Zeitenwende für die Kapitalanlage
Finanzmärkte sind komplexe und dynamische Systeme und im hohen Masse von menschlichen Verhaltensweisen geprägt. Das führt immer wieder zu schnellen und teils übertriebenen, irrationalen Marktreaktionen. Gerade die aktuelle Phase stellt einen regelrechten realen Stresstest dar, in dem sich die Nebenwirkungen der jahrelang ausserordentlich expansiven Geldpolitik weiter deutlich zeigen. Mit den Leitzinssenkungen und der Geldschwemme mittels der diversen QE-Programme wurden die Finanzmärkte nach der Finanzkrise 2008 über die Jahre hinweg massiv stabilisiert. Sie gewöhnten sich allerdings auch an diese «Medizin» der Notenbanken. Kam es in der Vergangenheit zu Marktturbulenzen, rannten die Notenbanken zu Hilfe und versorgten die Märkte mit zusätzlicher Liquidität. Diese Zeit ist vorbei. Das ist richtig und wichtig. Denn die zentrale Aufgabe der Notenbanken ist die Sicherstellung von Preisstabilität. Das ist aktuell definitiv nicht gewährleistet. Der Entzug der Medizin, indem die Leitzinsen weiter erhöht und die Notenbankbilanzen abgebaut werden, wird auch in den kommenden Monaten zu starken Verwerfungen führen.

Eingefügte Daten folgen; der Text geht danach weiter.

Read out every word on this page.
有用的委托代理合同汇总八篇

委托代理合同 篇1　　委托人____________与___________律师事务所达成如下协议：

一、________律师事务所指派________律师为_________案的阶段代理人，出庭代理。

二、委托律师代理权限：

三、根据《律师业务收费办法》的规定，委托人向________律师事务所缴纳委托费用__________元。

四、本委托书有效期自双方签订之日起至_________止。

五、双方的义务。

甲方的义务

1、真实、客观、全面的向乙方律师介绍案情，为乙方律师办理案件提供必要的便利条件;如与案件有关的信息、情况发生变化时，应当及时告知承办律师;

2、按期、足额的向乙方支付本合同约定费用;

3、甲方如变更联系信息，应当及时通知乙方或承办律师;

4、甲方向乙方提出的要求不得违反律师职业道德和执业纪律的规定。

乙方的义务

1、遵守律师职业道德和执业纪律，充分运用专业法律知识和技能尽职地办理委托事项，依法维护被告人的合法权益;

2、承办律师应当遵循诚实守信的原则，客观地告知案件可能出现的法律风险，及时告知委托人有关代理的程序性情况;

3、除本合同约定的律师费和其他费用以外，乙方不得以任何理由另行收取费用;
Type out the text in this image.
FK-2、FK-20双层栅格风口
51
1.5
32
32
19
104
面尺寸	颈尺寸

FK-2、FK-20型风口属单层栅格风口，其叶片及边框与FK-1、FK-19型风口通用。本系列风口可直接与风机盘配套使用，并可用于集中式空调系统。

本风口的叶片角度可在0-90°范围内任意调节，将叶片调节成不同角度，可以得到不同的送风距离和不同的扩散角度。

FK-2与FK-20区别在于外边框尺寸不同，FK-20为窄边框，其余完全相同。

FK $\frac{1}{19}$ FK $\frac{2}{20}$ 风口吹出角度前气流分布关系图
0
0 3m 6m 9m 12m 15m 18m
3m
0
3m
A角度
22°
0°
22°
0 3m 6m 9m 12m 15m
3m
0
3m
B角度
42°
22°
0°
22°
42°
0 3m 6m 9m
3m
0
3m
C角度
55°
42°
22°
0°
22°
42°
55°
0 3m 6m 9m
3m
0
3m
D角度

Auf Schocks vorbereiten und Chancen nutzen
Sein Vermögen im Rahmen der eigenen Risikofähigkeit und mit Fokus auf die finanziellen Ziele zu investieren, bedeutet, einen adäquaten Umgang mit Risiken zu finden. Zum traditionellen und bodenständigen Handwerk eines Vermögensverwalters gehört es, möglichst verschiedene Szenarien durchzudenken und das Portfolio entsprechend auf mögliche Entwicklungen vorzubereiten. Schocks und übertriebene Marktreaktionen wird es immer wieder geben. Um langfristig erfolgreich zu sein, ist es deshalb wichtig, sich über mögliche Anlegerfallen im Klaren zu sein und diszipliniert zu bleiben. Der Schlüssel liegt in einer optimalen und breiten Diversifikation, um das Risiko von Verlusten durch Schocks zu minimieren sowie an der langfristig ausgerichteten Anlagestrategie festzuhalten. In deren Umsetzung ist ein geschicktes und selektives Vorgehen gefragt – sowohl auf Ebene Anlageklassen, als auch bei der Titelselektion. Die Basis hierzu bildet eine ausgereifte, solide und bewährte Systematik in der Anlagemethodik.